Most importantly this will configure the OS to not require a tty for user ec2-user, which seems to be the root of the problem. I /think/ that the additional installation of the puppet package is not required for the actual fix (although Vagrant may use Puppet for provisioning the machine later, depending on how you configured Vagrant).
My experience with the described workaround
I have tried this workaround but Vagrant still occasionally fails with the same error. It might be a "race condition" where Vagrant happens to run its rsync phase faster than cloud-init (which is what aws.user_data is passing information to) can prepare the workaround for #72 on the machine for Vagrant. If Vagrant is faster you will see the same error; if cloud-init is faster it works.

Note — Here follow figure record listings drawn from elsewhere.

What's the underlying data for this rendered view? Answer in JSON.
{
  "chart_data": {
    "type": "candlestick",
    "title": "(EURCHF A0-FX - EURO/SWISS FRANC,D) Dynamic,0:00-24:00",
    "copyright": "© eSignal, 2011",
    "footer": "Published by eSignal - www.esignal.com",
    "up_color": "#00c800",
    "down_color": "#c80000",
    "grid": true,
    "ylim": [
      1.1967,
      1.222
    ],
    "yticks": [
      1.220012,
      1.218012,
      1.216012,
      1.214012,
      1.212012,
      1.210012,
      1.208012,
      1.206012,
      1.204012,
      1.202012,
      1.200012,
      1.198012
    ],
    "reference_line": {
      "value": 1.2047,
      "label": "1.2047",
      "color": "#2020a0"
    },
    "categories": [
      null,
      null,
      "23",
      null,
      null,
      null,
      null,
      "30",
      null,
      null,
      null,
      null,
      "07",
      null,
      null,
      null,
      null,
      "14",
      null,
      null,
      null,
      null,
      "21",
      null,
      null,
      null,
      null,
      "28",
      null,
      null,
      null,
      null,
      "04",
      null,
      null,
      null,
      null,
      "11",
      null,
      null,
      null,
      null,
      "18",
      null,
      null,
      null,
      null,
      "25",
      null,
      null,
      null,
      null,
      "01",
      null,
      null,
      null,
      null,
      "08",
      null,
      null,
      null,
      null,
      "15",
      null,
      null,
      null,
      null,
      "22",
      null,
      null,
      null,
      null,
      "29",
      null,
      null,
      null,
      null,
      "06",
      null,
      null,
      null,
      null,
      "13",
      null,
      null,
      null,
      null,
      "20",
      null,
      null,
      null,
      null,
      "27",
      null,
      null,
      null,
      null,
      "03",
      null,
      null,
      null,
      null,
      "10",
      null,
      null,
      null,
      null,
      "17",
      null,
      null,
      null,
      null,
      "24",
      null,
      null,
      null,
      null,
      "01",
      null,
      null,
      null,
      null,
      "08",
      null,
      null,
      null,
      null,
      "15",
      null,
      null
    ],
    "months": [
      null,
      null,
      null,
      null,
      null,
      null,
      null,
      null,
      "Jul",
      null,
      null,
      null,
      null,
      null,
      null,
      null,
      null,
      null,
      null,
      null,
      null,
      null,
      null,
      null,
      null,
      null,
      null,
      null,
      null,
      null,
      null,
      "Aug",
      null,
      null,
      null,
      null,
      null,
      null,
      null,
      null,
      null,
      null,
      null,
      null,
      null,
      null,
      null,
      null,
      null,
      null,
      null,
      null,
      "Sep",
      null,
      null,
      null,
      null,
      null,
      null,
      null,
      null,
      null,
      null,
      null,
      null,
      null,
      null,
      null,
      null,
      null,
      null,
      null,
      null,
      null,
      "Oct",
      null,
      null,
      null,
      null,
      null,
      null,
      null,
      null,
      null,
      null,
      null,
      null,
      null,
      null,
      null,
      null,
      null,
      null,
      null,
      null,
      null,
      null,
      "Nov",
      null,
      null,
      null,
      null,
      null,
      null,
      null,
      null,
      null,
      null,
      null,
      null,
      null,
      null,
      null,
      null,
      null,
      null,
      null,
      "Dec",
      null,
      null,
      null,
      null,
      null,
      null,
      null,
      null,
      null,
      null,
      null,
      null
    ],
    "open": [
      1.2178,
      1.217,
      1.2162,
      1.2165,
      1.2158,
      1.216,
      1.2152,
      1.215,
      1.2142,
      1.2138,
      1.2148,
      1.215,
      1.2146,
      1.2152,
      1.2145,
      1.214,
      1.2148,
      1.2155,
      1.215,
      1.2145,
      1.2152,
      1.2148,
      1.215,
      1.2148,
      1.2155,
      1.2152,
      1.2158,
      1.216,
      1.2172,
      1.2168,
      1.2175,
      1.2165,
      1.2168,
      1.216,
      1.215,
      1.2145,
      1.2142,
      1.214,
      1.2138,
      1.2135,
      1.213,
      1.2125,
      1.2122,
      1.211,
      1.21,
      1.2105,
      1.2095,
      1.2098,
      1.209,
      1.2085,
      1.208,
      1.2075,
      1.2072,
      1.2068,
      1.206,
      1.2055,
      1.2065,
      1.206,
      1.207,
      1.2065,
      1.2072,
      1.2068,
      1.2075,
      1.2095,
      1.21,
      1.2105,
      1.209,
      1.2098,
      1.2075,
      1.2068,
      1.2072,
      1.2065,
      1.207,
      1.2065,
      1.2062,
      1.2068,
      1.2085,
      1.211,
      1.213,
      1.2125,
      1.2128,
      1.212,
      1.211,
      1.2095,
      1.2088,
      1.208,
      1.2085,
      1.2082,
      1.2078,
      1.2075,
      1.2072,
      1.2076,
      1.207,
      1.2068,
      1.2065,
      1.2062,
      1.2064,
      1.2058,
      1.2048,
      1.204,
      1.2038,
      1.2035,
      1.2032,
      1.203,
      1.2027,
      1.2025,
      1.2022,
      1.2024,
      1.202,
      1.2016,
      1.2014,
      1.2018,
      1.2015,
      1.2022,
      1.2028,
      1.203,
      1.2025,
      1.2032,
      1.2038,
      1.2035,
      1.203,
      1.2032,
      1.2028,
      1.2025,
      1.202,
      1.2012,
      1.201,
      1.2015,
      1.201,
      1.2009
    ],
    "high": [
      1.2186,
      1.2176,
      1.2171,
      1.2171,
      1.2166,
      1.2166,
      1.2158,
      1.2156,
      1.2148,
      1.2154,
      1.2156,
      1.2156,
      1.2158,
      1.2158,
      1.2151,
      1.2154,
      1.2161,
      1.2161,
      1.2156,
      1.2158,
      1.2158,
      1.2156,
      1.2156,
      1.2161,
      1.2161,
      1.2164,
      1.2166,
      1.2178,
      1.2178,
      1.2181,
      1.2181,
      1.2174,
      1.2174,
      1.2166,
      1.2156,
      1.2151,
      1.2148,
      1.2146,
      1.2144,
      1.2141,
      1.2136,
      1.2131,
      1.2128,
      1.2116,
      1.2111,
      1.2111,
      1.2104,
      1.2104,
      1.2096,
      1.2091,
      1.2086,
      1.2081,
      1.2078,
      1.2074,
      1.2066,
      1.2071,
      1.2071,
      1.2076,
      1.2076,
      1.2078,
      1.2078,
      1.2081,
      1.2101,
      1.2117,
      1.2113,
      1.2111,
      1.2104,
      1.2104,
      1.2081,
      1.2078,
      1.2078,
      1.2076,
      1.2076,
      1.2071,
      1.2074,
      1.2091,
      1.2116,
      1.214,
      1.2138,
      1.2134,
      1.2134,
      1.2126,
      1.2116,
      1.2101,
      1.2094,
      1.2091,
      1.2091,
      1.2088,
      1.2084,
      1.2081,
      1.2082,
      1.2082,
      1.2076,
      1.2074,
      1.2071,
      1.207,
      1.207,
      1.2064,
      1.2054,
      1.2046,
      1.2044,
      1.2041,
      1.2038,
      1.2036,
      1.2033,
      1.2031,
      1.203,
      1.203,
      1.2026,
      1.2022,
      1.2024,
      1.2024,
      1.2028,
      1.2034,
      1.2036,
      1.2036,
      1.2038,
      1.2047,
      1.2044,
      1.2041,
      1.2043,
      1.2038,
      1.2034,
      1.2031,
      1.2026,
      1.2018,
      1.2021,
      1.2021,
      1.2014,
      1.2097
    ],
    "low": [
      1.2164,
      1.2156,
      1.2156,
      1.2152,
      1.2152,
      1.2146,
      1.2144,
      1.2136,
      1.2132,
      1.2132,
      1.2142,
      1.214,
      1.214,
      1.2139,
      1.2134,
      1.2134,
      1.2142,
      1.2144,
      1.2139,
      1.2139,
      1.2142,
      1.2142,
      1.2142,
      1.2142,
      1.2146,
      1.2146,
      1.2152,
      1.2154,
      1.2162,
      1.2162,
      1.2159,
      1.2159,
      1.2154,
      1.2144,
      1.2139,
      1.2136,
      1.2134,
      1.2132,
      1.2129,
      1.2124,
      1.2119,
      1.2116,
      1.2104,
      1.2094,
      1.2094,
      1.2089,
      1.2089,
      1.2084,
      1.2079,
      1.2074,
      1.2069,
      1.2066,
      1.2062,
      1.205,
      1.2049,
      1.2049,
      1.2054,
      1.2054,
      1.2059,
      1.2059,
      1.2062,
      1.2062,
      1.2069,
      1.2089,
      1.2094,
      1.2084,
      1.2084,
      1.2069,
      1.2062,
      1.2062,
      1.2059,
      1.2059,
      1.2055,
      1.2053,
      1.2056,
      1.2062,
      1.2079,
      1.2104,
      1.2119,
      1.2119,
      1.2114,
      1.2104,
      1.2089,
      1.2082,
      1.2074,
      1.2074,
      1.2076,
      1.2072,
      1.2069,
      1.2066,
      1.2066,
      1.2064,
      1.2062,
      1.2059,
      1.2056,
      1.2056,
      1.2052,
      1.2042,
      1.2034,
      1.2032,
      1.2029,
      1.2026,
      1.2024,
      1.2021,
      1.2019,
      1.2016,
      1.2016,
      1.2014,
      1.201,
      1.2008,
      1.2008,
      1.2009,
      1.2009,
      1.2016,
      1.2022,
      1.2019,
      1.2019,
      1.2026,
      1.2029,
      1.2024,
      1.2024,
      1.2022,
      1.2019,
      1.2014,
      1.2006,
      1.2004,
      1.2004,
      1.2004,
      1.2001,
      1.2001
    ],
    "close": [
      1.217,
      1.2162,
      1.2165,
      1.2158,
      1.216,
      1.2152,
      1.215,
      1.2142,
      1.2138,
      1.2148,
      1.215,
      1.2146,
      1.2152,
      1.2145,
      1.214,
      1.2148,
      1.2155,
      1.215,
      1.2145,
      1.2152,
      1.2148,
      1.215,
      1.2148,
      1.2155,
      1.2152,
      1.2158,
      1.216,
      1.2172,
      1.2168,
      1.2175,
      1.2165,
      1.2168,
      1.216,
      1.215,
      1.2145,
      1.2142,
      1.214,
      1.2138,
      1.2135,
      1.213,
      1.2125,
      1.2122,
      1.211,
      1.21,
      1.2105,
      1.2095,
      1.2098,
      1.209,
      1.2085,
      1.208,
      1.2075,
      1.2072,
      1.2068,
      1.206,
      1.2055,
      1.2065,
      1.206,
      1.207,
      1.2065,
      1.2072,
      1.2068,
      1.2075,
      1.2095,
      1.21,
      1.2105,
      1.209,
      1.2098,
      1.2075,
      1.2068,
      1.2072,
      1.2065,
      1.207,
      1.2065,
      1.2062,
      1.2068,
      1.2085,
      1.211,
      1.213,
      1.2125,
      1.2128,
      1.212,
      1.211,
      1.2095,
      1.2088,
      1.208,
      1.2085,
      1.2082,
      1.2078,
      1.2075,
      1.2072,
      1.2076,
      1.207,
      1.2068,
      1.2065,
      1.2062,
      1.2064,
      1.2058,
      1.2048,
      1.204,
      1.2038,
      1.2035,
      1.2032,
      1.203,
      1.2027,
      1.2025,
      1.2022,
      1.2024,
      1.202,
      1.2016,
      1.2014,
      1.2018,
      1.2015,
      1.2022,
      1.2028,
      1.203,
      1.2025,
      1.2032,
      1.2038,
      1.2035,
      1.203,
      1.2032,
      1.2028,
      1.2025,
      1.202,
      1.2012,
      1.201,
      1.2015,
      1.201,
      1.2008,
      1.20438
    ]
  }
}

What will work (but requires more effort on your side)
What definitely works is to run the command on a stock Amazon Linux AMI image, and then save the modified image (= create an image snapshot) as a custom AMI image of yours.
# Start an EC2 instance with a stock Amazon Linux AMI image and ssh-connect to it
$ sudo su - root
$ echo 'Defaults:ec2-user !requiretty' > /etc/sudoers.d/999-vagrant-cloud-init-requiretty
$ chmod 440 /etc/sudoers.d/999-vagrant-cloud-init-requiretty
# Note: Installing puppet is mentioned in the #72 bug report but I /think/ you do not need it
# to fix the described Vagrant problem.
$ yum install -y puppet
You must then use this custom AMI image in your Vagrantfile instead of the stock Amazon one. The obvious drawback is that you are not using a stock Amazon AMI image anymore -- whether this is a concern for you or not depends on your requirements.
What I tried but didn't work out
For the record: I also tried to pass a cloud-config to aws.user_data that included a bootcmd to set !requiretty in the same way as the embedded shell script above. According to the cloud-init docs bootcmd is run "very early" in the startup cycle for an EC2 instance -- the idea being that bootcmd instructions would be run earlier than Vagrant would try to run its rsync phase. But unfortunately I discovered that the bootcmd feature is not implemented in the outdated cloud-init version of current Amazon's Linux AMIs (e.g. ami-05355a6c has cloud-init 0.5.15-69.amzn1 but bootcmd was only introduced in 0.6.1).